We believe that the presence of elongated lipid-like densities, especially adjacent to the reentrant loop, is indicative of how our detergent-free protein handling methods retained a lipid-like environment surrounding the TMD and protected the integrity of the reentrant loop residues. We believe that this hypothesis supports our observation of disordered pre-TM1 reentrant loop residues in x-ray and cryo-EM structures of detergent-solubilized channels and have expanded the Discussion section to include these points. We also discuss the disordered carboxy terminus and the contrast to recent structures of trimeric P2X₇ channels, which harbor large structured intracellular terminal domains (Discussion section), concluding that ‘Contrary to P2X receptors, the intracellular carboxy termini of ASICs is predicted to be largely disordered, does not appear to contribute to channel gating and is instead likely to serve as a nexus for interactions with cytoplasmic proteins, thus highlighting the need for future studies to pursue the structure of ASICs in complex with cellular binding partners in an effort to better illuminate the contribution of these residues to ASIC biology.’
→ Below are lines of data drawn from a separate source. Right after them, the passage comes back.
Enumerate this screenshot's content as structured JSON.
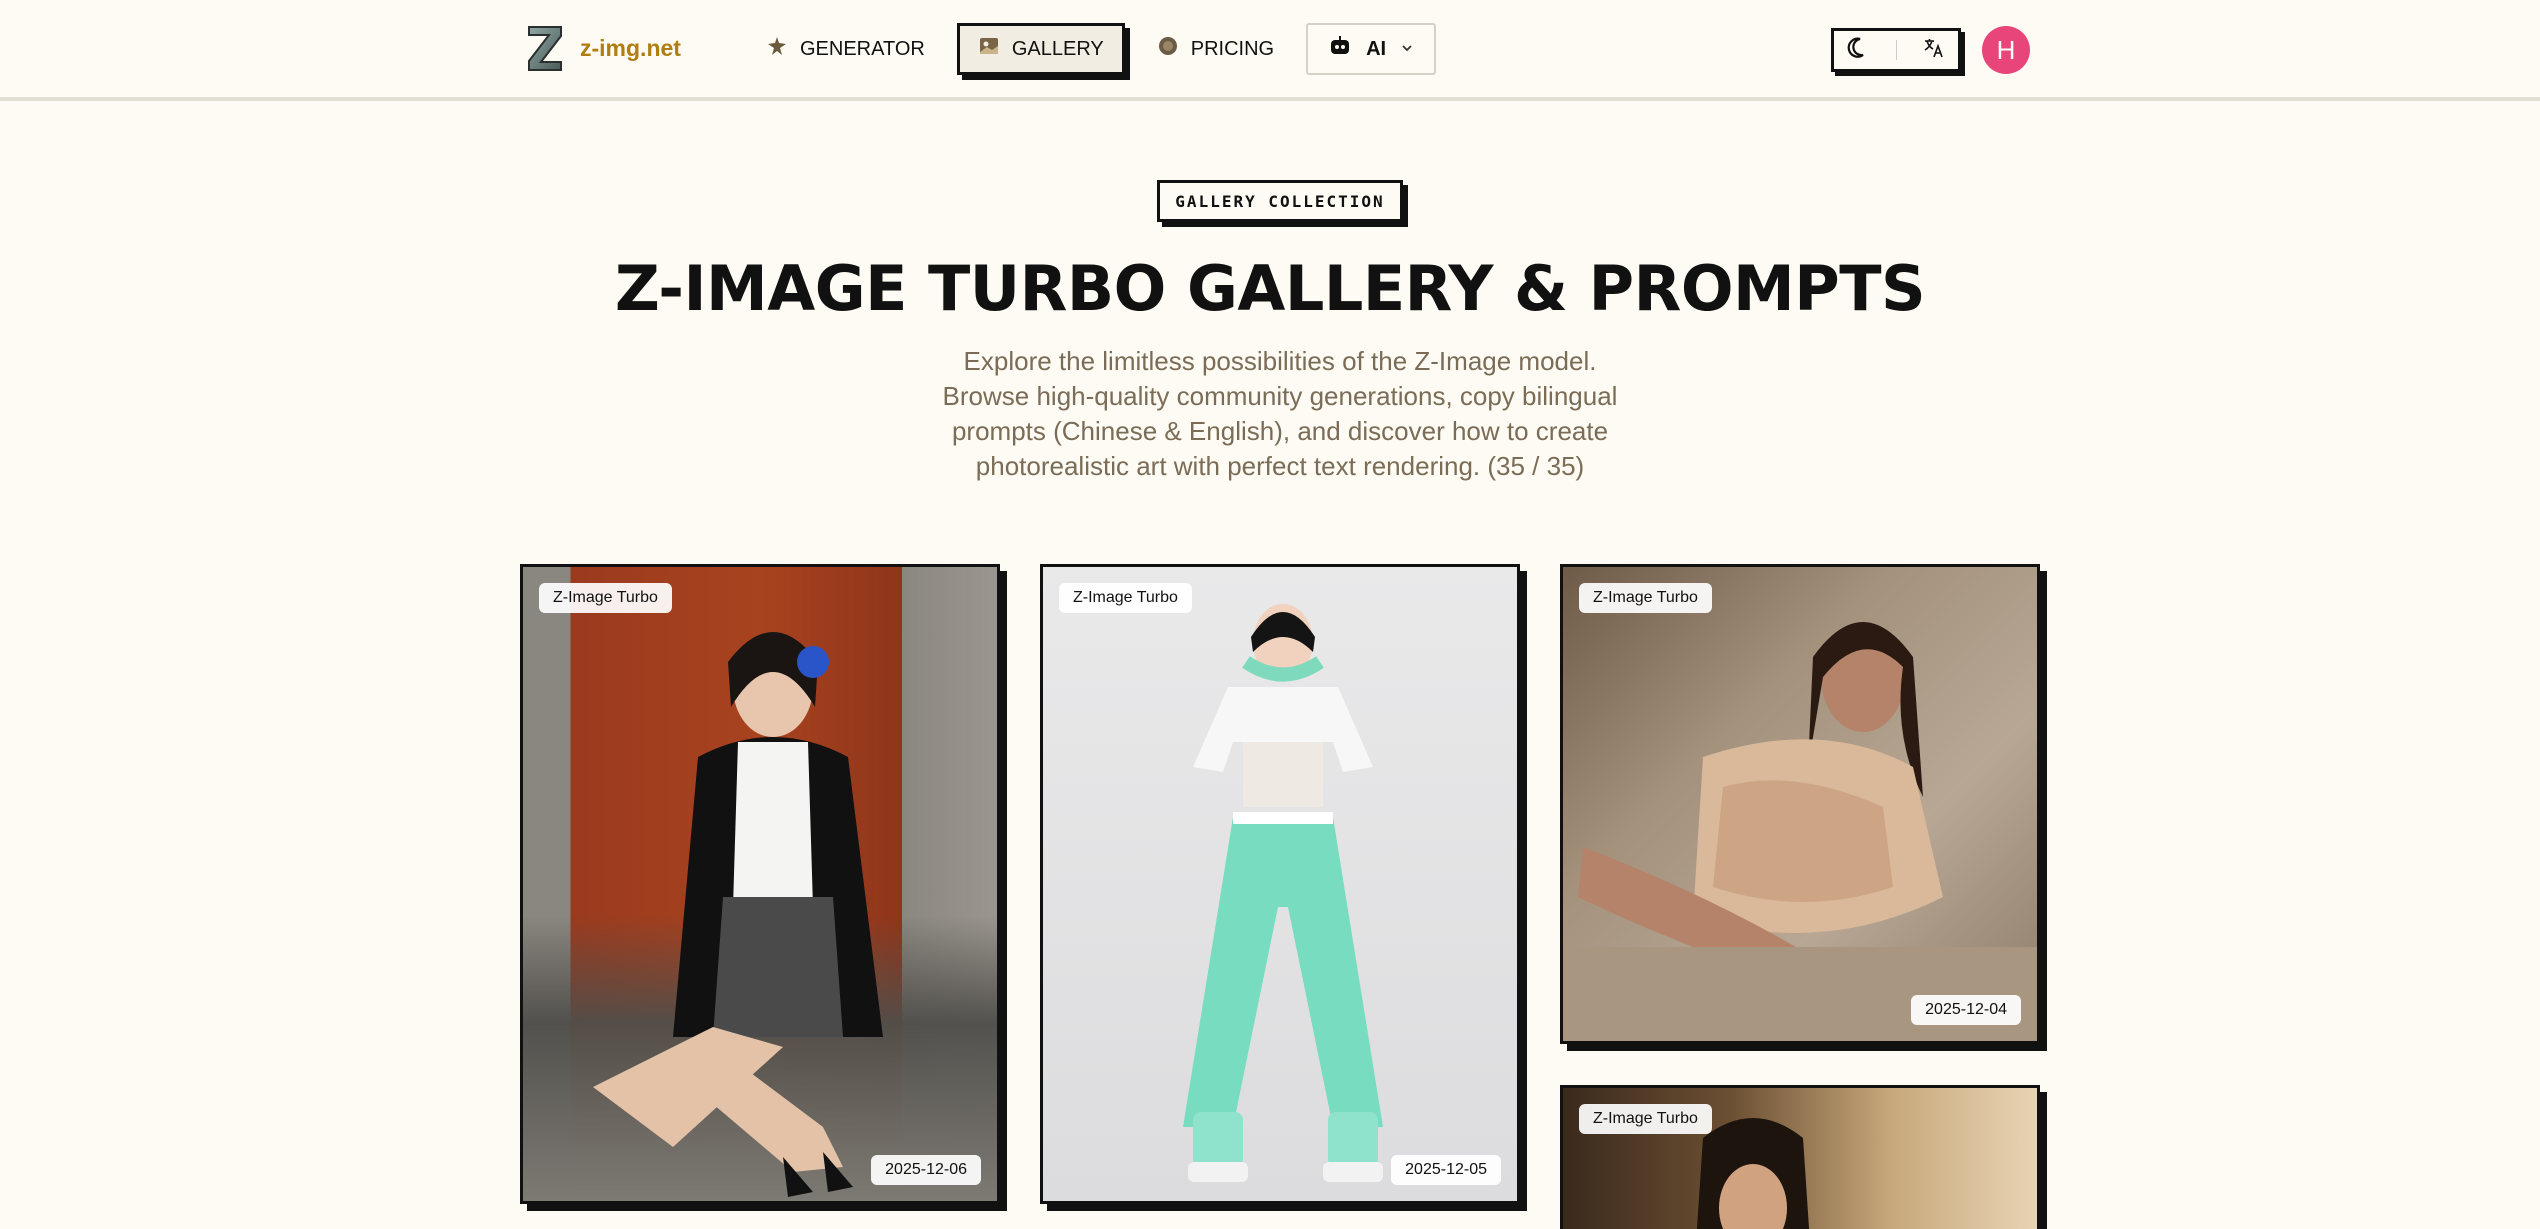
{
  "header": {
    "logo_text": "z-img.net",
    "nav": [
      {
        "label": "GENERATOR",
        "icon": "puzzle-icon"
      },
      {
        "label": "GALLERY",
        "icon": "image-gallery-icon",
        "active": true
      },
      {
        "label": "PRICING",
        "icon": "coin-icon"
      },
      {
        "label": "AI",
        "icon": "robot-icon",
        "dropdown": true
      }
    ],
    "avatar_initial": "H"
  },
  "hero": {
    "badge": "GALLERY COLLECTION",
    "title": "Z-IMAGE TURBO GALLERY & PROMPTS",
    "subtitle": "Explore the limitless possibilities of the Z-Image model. Browse high-quality community generations, copy bilingual prompts (Chinese & English), and discover how to create photorealistic art with perfect text rendering. (35 / 35)"
  },
  "gallery": {
    "cards": [
      {
        "model": "Z-Image Turbo",
        "date": "2025-12-06"
      },
      {
        "model": "Z-Image Turbo",
        "date": "2025-12-05"
      },
      {
        "model": "Z-Image Turbo",
        "date": "2025-12-04"
      },
      {
        "model": "Z-Image Turbo",
        "date": ""
      }
    ]
  },
  "colors": {
    "background": "#fdfbf3",
    "brand": "#b07d12",
    "avatar": "#e8457a",
    "subtitle": "#7a6c56"
  }
}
2.4) The authors suggest that the constriction formed by the conserved histidine of the HG motif might serve as a selectivity filter (subsection “Pre-TM1 residues form the lower ion permeation pathway”). Can the authors propose a chemical mechanism by which a histidine side chain would explain the ion selectivity pattern of ASIC channels?

We have expanded on our initial hypothesis of His 29 may contribute to ion selectivity of ASICs and have included this in the Discussion section. However, while the presence of a previously unobserved constriction in the pore of cASIC1 in intriguing and may indicate involvement in selectivity, these concepts are, at this stage, speculative given the limitations of our current data. We hope that future studies will address the lack of a structure of a proton-activated (open) ASIC in a lipid-like environment as it will provide insight to the conformation adopted by the lower pore and reentrant loop when in an activated and ion conducting conformation.